Deux décennies avant Visible Secret (2001), Ann Hui réalise de la sorte (et en quelque sorte) son premier film de fantôme. Les temporalités interconnectées, la présence hantée de la défunte dans le dédale du village donnent corps à cet environnement nocturne profondément angoissant. Angoissant parce que le lieu semble labyrinthique et en décalage avec la réalité mais aussi parce qu’Ann Hui n’en oublie pas de l’imprégner de marqueurs sociaux. L’horreur se retrouve dans l’insalubrité des bâtisses, dans les relations familiales toxiques ou le danger pour une femme d’arpenter ces ruelles seule la nuit. Comme pur film d’ambiance, The Secret est une mise en pratique exemplaire de la condition féminine au sein d’un environnement inhospitalier aux femmes (pour ne pas dire partout).

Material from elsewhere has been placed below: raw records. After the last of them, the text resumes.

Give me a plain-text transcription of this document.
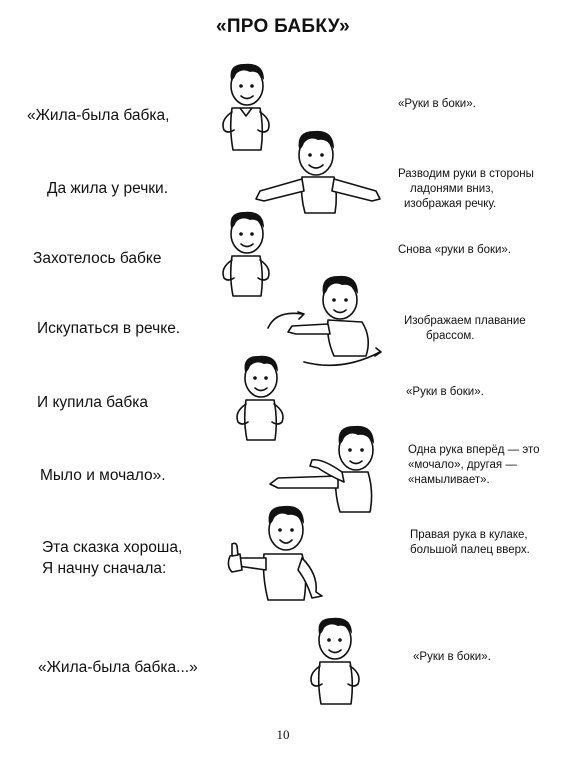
«ПРО БАБКУ»
«Жила-была бабка,
«Руки в боки».
Да жила у речки.
Разводим руки в стороны
ладонями вниз,
изображая речку.
Захотелось бабке	Снова «руки в боки».
Искупаться в речке.	Изображаем плавание
брассом.
И купила бабка
«Руки в боки».
Мыло и мочало».
Одна рука вперёд — это
«мочало», другая —
«намыливает».
Эта сказка хороша,
Я начну сначала:
Правая рука в кулаке,
большой палец вверх.
«Жила-была бабка...»
«Руки в боки».
10
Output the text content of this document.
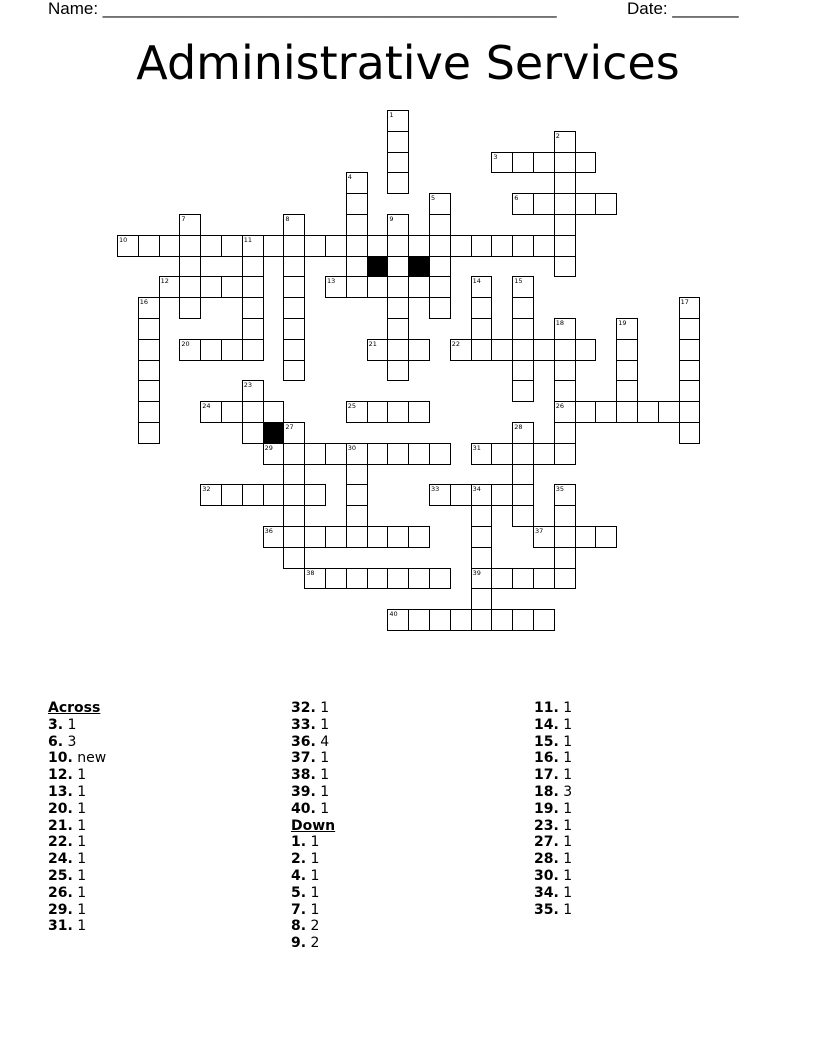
Name: ________________________________________________	Date: _______
Administrative Services
3
6
10	11
12	13
20	21	22
24	25	26
29	30	31
32	33	34
36	37
38	39
40
1
2
4
5
7	8	9
14	15
16	17
18	19
23
27	28
35
Across
3. 1
6. 3
10. new
12. 1
13. 1
20. 1
21. 1
22. 1
24. 1
25. 1
26. 1
29. 1
31. 1
32. 1
33. 1
36. 4
37. 1
38. 1
39. 1
40. 1
Down
1. 1
2. 1
4. 1
5. 1
7. 1
8. 2
9. 2
11. 1
14. 1
15. 1
16. 1
17. 1
18. 3
19. 1
23. 1
27. 1
28. 1
30. 1
34. 1
35. 1
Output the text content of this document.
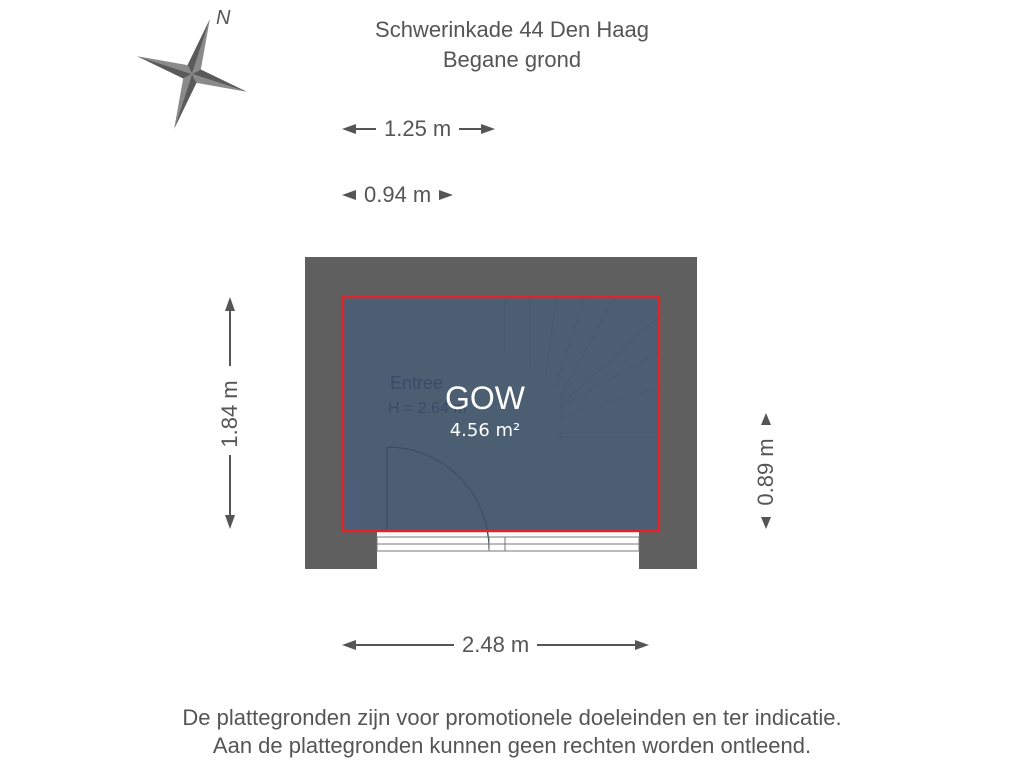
Schwerinkade 44 Den Haag
Begane grond
N
1.25 m
0.94 m
1.84 m
0.89 m
Entree
H = 2.64 m
GOW
4.56 m²
2.48 m
De plattegronden zijn voor promotionele doeleinden en ter indicatie.
Aan de plattegronden kunnen geen rechten worden ontleend.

Dans un second discours qui concerne cette fois-ci les troubles psychiatriques – indissociables des marqueurs sociaux introduits par le film, on ne peut s’empêcher de penser que Bong Joon-ho a certainement vu The Secret avant de réaliser Mother.

Richard Guerry.

The Secret d’Ann Hui. 1979. Hong Kong. Projeté au FFHKP 2025.